Molti settori di regolamentazione sono eccessivamente
concentrate sulle società straniere, mette in rilievo la Camera di
commercio americana. Innanzitutto ciò riguarda il settore di IT,
l'industria automobilistica e high-tech. Cosicché le autorità hanno
avviato le indagini antimonopoliste nei confronti delle società
Microsoft, Qualcomm e Chrysler. Simili problemi stanno sperimentando
anche imprenditori europei operanti nella Repubblica Popolare Cinese.
Lo
scorso agosto la Camera di commercio europea ha comunicato le pressioni
esercitata sulle società europee da parte degli organismi regolatori.
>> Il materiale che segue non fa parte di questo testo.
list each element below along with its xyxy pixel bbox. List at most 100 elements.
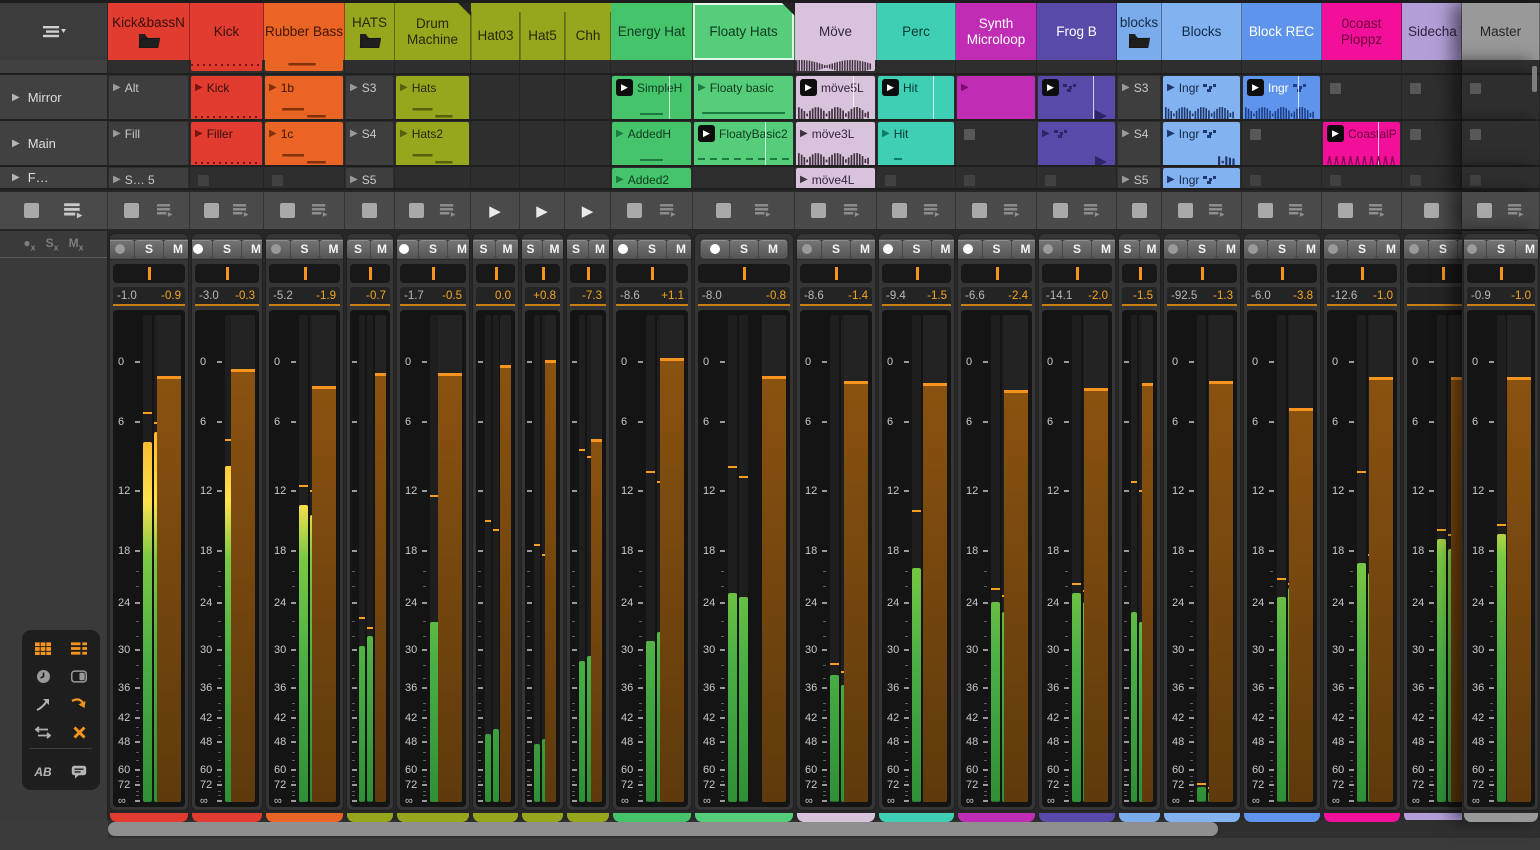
clip-Floaty basic[interactable]: ▶Floaty basic: [694, 76, 793, 121]
track-header-cell[interactable]: Master: [1462, 3, 1540, 60]
clip-launch-arrow[interactable]: ▶: [195, 82, 203, 93]
record-arm-button[interactable]: [1403, 240, 1428, 258]
record-arm-button[interactable]: [612, 240, 637, 258]
stop-track-button[interactable]: [627, 203, 642, 218]
track-header-cell[interactable]: Synth Microloop: [956, 3, 1037, 60]
fader-value[interactable]: -0.5: [442, 290, 462, 302]
scene-cell[interactable]: ▶Mirror: [0, 75, 108, 121]
track-header-15[interactable]: Blocks: [1162, 3, 1242, 60]
clip-Ingr[interactable]: ▶Ingr: [1163, 76, 1240, 121]
clip-cell[interactable]: [1242, 121, 1322, 167]
clip-1b[interactable]: ▶1b: [265, 76, 343, 121]
clip-cell[interactable]: [1322, 60, 1402, 75]
clip-cell[interactable]: ▶SimpleH: [611, 75, 693, 121]
clip-play-button[interactable]: ▶: [1247, 79, 1264, 96]
mute-button[interactable]: M: [1516, 240, 1539, 258]
clip-cell[interactable]: [1322, 167, 1402, 190]
clip-cell[interactable]: [877, 167, 956, 190]
clip-cell[interactable]: ▶Hats2: [395, 121, 471, 167]
volume-fader[interactable]: [231, 315, 255, 802]
solo-button[interactable]: S: [566, 240, 588, 258]
clip-cell[interactable]: [395, 167, 471, 190]
clip-cell[interactable]: [1162, 60, 1242, 75]
track-header-cell[interactable]: Block REC: [1242, 3, 1322, 60]
clip-cell[interactable]: ▶S3: [1117, 75, 1162, 121]
stop-all-clips-button[interactable]: [24, 203, 39, 218]
mute-button[interactable]: M: [851, 240, 876, 258]
volume-fader[interactable]: [1369, 315, 1393, 802]
scene-menu-corner[interactable]: [0, 3, 108, 60]
clip-Hit[interactable]: ▶Hit: [878, 76, 954, 121]
clip-Kick[interactable]: ▶Kick: [191, 76, 262, 121]
peak-value[interactable]: -6.6: [965, 290, 985, 302]
clip-play-button[interactable]: ▶: [1327, 125, 1344, 142]
clip-cell[interactable]: [108, 60, 190, 75]
clip-S5[interactable]: ▶S5: [346, 168, 393, 190]
scene-cell[interactable]: ▶F…: [0, 167, 108, 190]
clip-cell[interactable]: [520, 167, 565, 190]
scene-play-arrow[interactable]: ▶: [12, 92, 20, 103]
record-arm-button[interactable]: [396, 240, 418, 258]
clip-launch-arrow[interactable]: ▶: [400, 82, 408, 93]
clip-launch-arrow[interactable]: ▶: [882, 128, 890, 139]
volume-fader[interactable]: [591, 315, 602, 802]
clip-cell[interactable]: [520, 60, 565, 75]
track-header-8[interactable]: Energy Hat: [611, 3, 693, 60]
clip-play-button[interactable]: ▶: [882, 79, 899, 96]
clip-vscrollbar[interactable]: [1532, 66, 1537, 92]
clip-launch-arrow[interactable]: ▶: [961, 82, 969, 93]
record-arm-button[interactable]: [1163, 240, 1187, 258]
clip-cell[interactable]: [471, 167, 520, 190]
clip-CoastalP[interactable]: ▶CoastalP: [1323, 122, 1400, 167]
pan-control[interactable]: [269, 264, 340, 283]
clock-icon[interactable]: [35, 668, 51, 684]
pan-control[interactable]: [1167, 264, 1237, 283]
track-header-cell[interactable]: Hat03: [471, 3, 520, 60]
peak-value[interactable]: -14.1: [1046, 290, 1072, 302]
clip-Ingr[interactable]: ▶Ingr: [1163, 122, 1240, 167]
peak-value[interactable]: -8.6: [804, 290, 824, 302]
clip-cell[interactable]: ▶: [1037, 75, 1117, 121]
clip-launch-arrow[interactable]: ▶: [800, 174, 808, 185]
close-x-icon[interactable]: [71, 724, 87, 740]
peak-value[interactable]: -8.0: [702, 290, 722, 302]
volume-fader[interactable]: [1507, 315, 1531, 802]
solo-button[interactable]: S: [1188, 240, 1216, 258]
clip-1c[interactable]: ▶1c: [265, 122, 343, 167]
clip-launch-arrow[interactable]: ▶: [195, 128, 203, 139]
track-header-9[interactable]: Floaty Hats: [693, 3, 795, 60]
clip-cell[interactable]: ▶Filler: [190, 121, 264, 167]
track-header-14[interactable]: blocks: [1117, 3, 1162, 60]
pan-control[interactable]: [882, 264, 951, 283]
clip-cell[interactable]: ▶1b: [264, 75, 345, 121]
pan-control[interactable]: [1247, 264, 1317, 283]
empty-clip-slot[interactable]: [1330, 175, 1341, 186]
pan-control[interactable]: [698, 264, 790, 283]
mute-button[interactable]: M: [496, 240, 519, 258]
peak-value[interactable]: -92.5: [1171, 290, 1197, 302]
list-view-icon[interactable]: [71, 640, 87, 656]
mute-button[interactable]: M: [1297, 240, 1321, 258]
empty-clip-slot[interactable]: [1410, 129, 1421, 140]
solo-button[interactable]: S: [135, 240, 163, 258]
fader-value[interactable]: -3.8: [1293, 290, 1313, 302]
clip-cell[interactable]: [190, 60, 264, 75]
fader-value[interactable]: -1.0: [1373, 290, 1393, 302]
clip-cell[interactable]: [345, 60, 395, 75]
clip-cell[interactable]: ▶FloatyBasic2: [693, 121, 795, 167]
clip-S5[interactable]: ▶S5: [1118, 168, 1160, 190]
arrow-up-right-icon[interactable]: [35, 696, 51, 712]
redo-curve-icon[interactable]: [71, 696, 87, 712]
fader-value[interactable]: -1.0: [1511, 290, 1531, 302]
clip-launch-arrow[interactable]: ▶: [616, 128, 624, 139]
stop-track-scenes-icon[interactable]: [754, 203, 771, 217]
clip-launch-arrow[interactable]: ▶: [1122, 128, 1130, 139]
empty-clip-slot[interactable]: [1250, 129, 1261, 140]
track-header-10[interactable]: Möve: [795, 3, 877, 60]
clip-Filler[interactable]: ▶Filler: [191, 122, 262, 167]
solo-button[interactable]: S: [213, 240, 241, 258]
stop-track-scenes-icon[interactable]: [1368, 203, 1385, 217]
empty-clip-slot[interactable]: [1045, 175, 1056, 186]
pan-control[interactable]: [525, 264, 560, 283]
volume-fader[interactable]: [545, 315, 556, 802]
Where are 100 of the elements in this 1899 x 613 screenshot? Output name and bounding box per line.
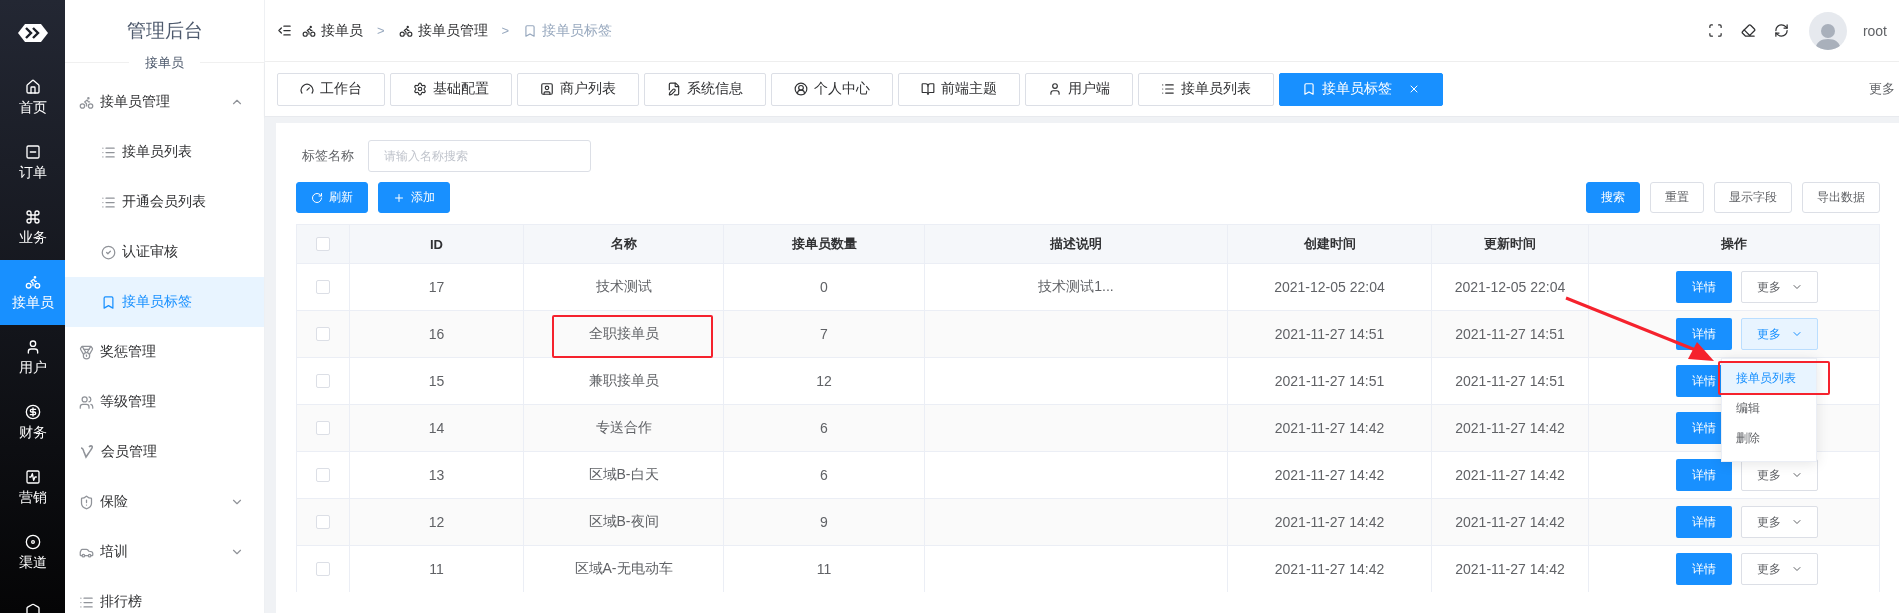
- more-button[interactable]: 更多: [1741, 553, 1818, 585]
- checkbox[interactable]: [316, 327, 330, 341]
- breadcrumb-item: 接单员标签: [523, 21, 613, 40]
- refresh-icon[interactable]: [1773, 23, 1789, 38]
- table-cell: 2021-12-05 22:04: [1274, 279, 1385, 295]
- breadcrumb-item[interactable]: 接单员管理: [398, 21, 488, 40]
- table-cell: 2021-11-27 14:42: [1455, 561, 1565, 577]
- table-cell: 6: [820, 420, 828, 436]
- table-cell: 2021-11-27 14:42: [1274, 420, 1385, 436]
- rail-item[interactable]: 渠道: [0, 520, 65, 585]
- rail-item[interactable]: 营销: [0, 455, 65, 520]
- disc-icon: [24, 533, 41, 550]
- rail-item[interactable]: 财务: [0, 390, 65, 455]
- submenu-item[interactable]: 接单员列表: [65, 127, 264, 177]
- menu-item[interactable]: 奖惩管理: [65, 327, 264, 377]
- bicycle-icon: [398, 23, 413, 38]
- close-icon[interactable]: [1408, 83, 1420, 95]
- table-cell: 2021-11-27 14:42: [1274, 561, 1385, 577]
- table-cell: 专送合作: [595, 419, 652, 437]
- table-cell: 2021-11-27 14:42: [1274, 467, 1385, 483]
- checkbox[interactable]: [316, 280, 330, 294]
- menu-item[interactable]: 会员管理: [65, 427, 264, 477]
- list-icon: [1161, 82, 1175, 96]
- table-cell: 2021-12-05 22:04: [1454, 279, 1566, 295]
- rail-item[interactable]: 订单: [0, 130, 65, 195]
- column-header: 描述说明: [1050, 235, 1102, 253]
- sidebar-title: 管理后台: [126, 19, 203, 43]
- table-cell: 2021-11-27 14:51: [1274, 326, 1385, 342]
- rail-item[interactable]: 业务: [0, 195, 65, 260]
- shield-icon: [79, 494, 94, 510]
- submenu-item[interactable]: 开通会员列表: [65, 177, 264, 227]
- tab[interactable]: 用户端: [1025, 72, 1133, 106]
- tab[interactable]: 接单员列表: [1138, 72, 1274, 106]
- more-button[interactable]: 更多: [1741, 271, 1818, 303]
- table-cell: 12: [428, 514, 445, 530]
- currency-icon: [24, 403, 41, 420]
- table-cell: 12: [816, 373, 832, 389]
- table-cell: 2021-11-27 14:42: [1455, 467, 1565, 483]
- user-name[interactable]: root: [1862, 22, 1887, 39]
- tab[interactable]: 商户列表: [517, 72, 639, 106]
- checkbox[interactable]: [316, 562, 330, 576]
- list-icon: [79, 594, 94, 610]
- contact-icon: [540, 82, 554, 96]
- list-icon: [101, 194, 116, 210]
- table-cell: 9: [820, 514, 828, 530]
- more-tabs-link[interactable]: 更多: [1869, 80, 1899, 98]
- sidebar-subtitle: 接单员: [129, 54, 200, 72]
- refresh-icon: [311, 191, 323, 204]
- toolbar-button[interactable]: 显示字段: [1714, 182, 1792, 213]
- rail-item[interactable]: 首页: [0, 65, 65, 130]
- users-icon: [79, 394, 94, 410]
- toolbar-button[interactable]: 导出数据: [1802, 182, 1880, 213]
- tab[interactable]: 工作台: [277, 72, 385, 106]
- checkbox[interactable]: [316, 468, 330, 482]
- table-cell: 11: [429, 561, 444, 577]
- checkbox[interactable]: [316, 421, 330, 435]
- more-button[interactable]: 更多: [1741, 506, 1818, 538]
- bicycle-icon: [24, 273, 41, 290]
- menu-item[interactable]: 培训: [65, 527, 264, 577]
- tab[interactable]: 前端主题: [898, 72, 1020, 106]
- submenu-item[interactable]: 认证审核: [65, 227, 264, 277]
- bicycle-icon: [302, 23, 316, 38]
- checkbox[interactable]: [316, 515, 330, 529]
- filter-label: 标签名称: [302, 147, 354, 165]
- eraser-icon[interactable]: [1740, 23, 1756, 38]
- checkbox[interactable]: [316, 374, 330, 388]
- menu-item[interactable]: 接单员管理: [65, 77, 264, 127]
- table-cell: 全职接单员: [588, 325, 659, 343]
- bookmark-icon: [523, 23, 538, 38]
- document-icon: [24, 143, 41, 160]
- avatar[interactable]: [1808, 11, 1847, 50]
- bookmark-icon: [101, 294, 116, 310]
- menu-item[interactable]: 保险: [65, 477, 264, 527]
- home-icon: [24, 78, 41, 95]
- chart-icon: [24, 468, 41, 485]
- tab[interactable]: 个人中心: [771, 72, 893, 106]
- logo-icon: [17, 23, 48, 42]
- column-header: 更新时间: [1484, 235, 1536, 253]
- breadcrumb-item[interactable]: 接单员: [302, 21, 363, 40]
- table-cell: 技术测试: [595, 278, 652, 296]
- checkbox[interactable]: [316, 237, 330, 251]
- check-circle-icon: [101, 244, 116, 260]
- fullscreen-icon[interactable]: [1707, 23, 1723, 38]
- table-cell: 15: [428, 373, 445, 389]
- table-cell: 2021-11-27 14:51: [1455, 326, 1565, 342]
- table-cell: 13: [428, 467, 445, 483]
- menu-item[interactable]: 等级管理: [65, 377, 264, 427]
- edit-icon: [667, 82, 681, 96]
- table-cell: 11: [816, 561, 832, 577]
- tab[interactable]: 基础配置: [390, 72, 512, 106]
- rail-item[interactable]: 用户: [0, 325, 65, 390]
- user-circle-icon: [794, 82, 808, 96]
- toolbar-button[interactable]: 重置: [1650, 182, 1704, 213]
- search-field[interactable]: 请输入名称搜索: [368, 140, 591, 172]
- menu-item[interactable]: 排行榜: [65, 577, 264, 613]
- breadcrumb-separator: >: [501, 23, 510, 38]
- collapse-icon[interactable]: [277, 23, 292, 38]
- tab[interactable]: 系统信息: [644, 72, 766, 106]
- column-header: 操作: [1721, 235, 1747, 253]
- table-cell: 14: [428, 420, 445, 436]
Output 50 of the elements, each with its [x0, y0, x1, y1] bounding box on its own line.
Audi, AG e Daimler AG sono state colpite da multe antimonopoliste. La
Commissione nazionale per lo sviluppo e riforme della Repubblica
Popolare Cinese ha dichiarato che le case automobilistiche devono pagare
le multe che ammontano a 30 milioni di euro per ciascuna. Pechino non
ha bypassato nemmeno produttori giapponesi di componenti
automobilistici. Questi ultimi sono stati accusati di collusione
finalizzata all'aumento dei prezzi per i loro prodotti e sono stati
complessivamente multati per 202 milioni di dollari.
Le
autorità della Repubblica Popolare Cinese respingono le accuse di un
atteggiamento prevenuto nei confronti di imprenditori stranieri. Loro
mettono in rilievo che lo scopo dei controlli antimonopolisti è di
tutelare consumatori e creare le condizioni per un'onesta e trasparente
competizione.
Ciononostante molti esperti hanno
l'opinione diversa. Loro mettono in rilievo che l'ingerenza diretta
dello stato riduce il livello di una libera concorrenza, pur con una
riserva: in una determinata fase la tutela dei produttori nazionali in
alcuni segmenti del mercato diventa una misura necessaria per lo
sviluppo dell'economia. Evidentemente la Cina è entrata proprio in
questa fase. Imprenditori stranieri dovranno adattarsi alle nuove regole
del gioco, afferma Vladislav Belov, esperto dell'Istituto dell'Europa
dell'Accademia Russa della Scienze:
Evidentemente investitori americani ed europei ritenevano che i fattori sui quali contavano al momento di prendere le rispettive decisioni sugli investimenti negli anni '90 e 2000 rimanessero immutabili. Che si sarebbero mantenuti manodopera a basso costo, il voluminoso mercato interno e la lealtà delle autorità. Invece il fato sta che i cinesi stanno imparando dagli europei e americani non solo a fabbricare prodotti innovativi di qualità, ma anche si fanno propria l'arte di lobbismo a favore dei propri produttori.
Negli
ultimi alcuni decenni la crescita dell'economia in gran parte è
sostenuta grazie agli investimenti stranieri. Le autorità non sono non
hanno ostacolato l'arrivo delle società straniere, ma hanno perfino
assicurato loro le condizioni privilegiate per la conduzione di loro
affari. Il fato sta che però che in questo tempo alla pari del settore
straniero si stava sviluppando attivamente il mercato del produttore
nazionale. E' arrivato il momento quando i loro interessi si sono
scontrati.
Le società straniere, lamentandosi della
discriminazione, minacciano di ridurre gli investimenti e mettono in
rilievo che la Cina può perdere completamente lo status di una regione
attraente per gli investimenti. D'altronde è una tendenza oggettiva.
Cresce il tenore di vita, aumenta il costo di manodopera. Perfino le
società locali delocalizzano nei paesi più "economici" del Sud-Est
Asiatico.
Le autorità della Repubblica Popolare Cinese
si rendono conto che il modello di crescita dell'economia che si basa su
investimenti stranieri è già stata superata. Il nuovo motore di
sviluppo devono essere consumi interni e il settore di servizi. E' poco
probabile che in queste condizioni il protezionismo cinese possa avere
una matrice politica ed è diretto contro specifici paesi o contro
specifiche società. La Cina semplicemente aspira a incentivare
l'esportazione dei propri capitali. Per questo motivo lo stato comincia a
difendere strenuamente gli interessi nazionali.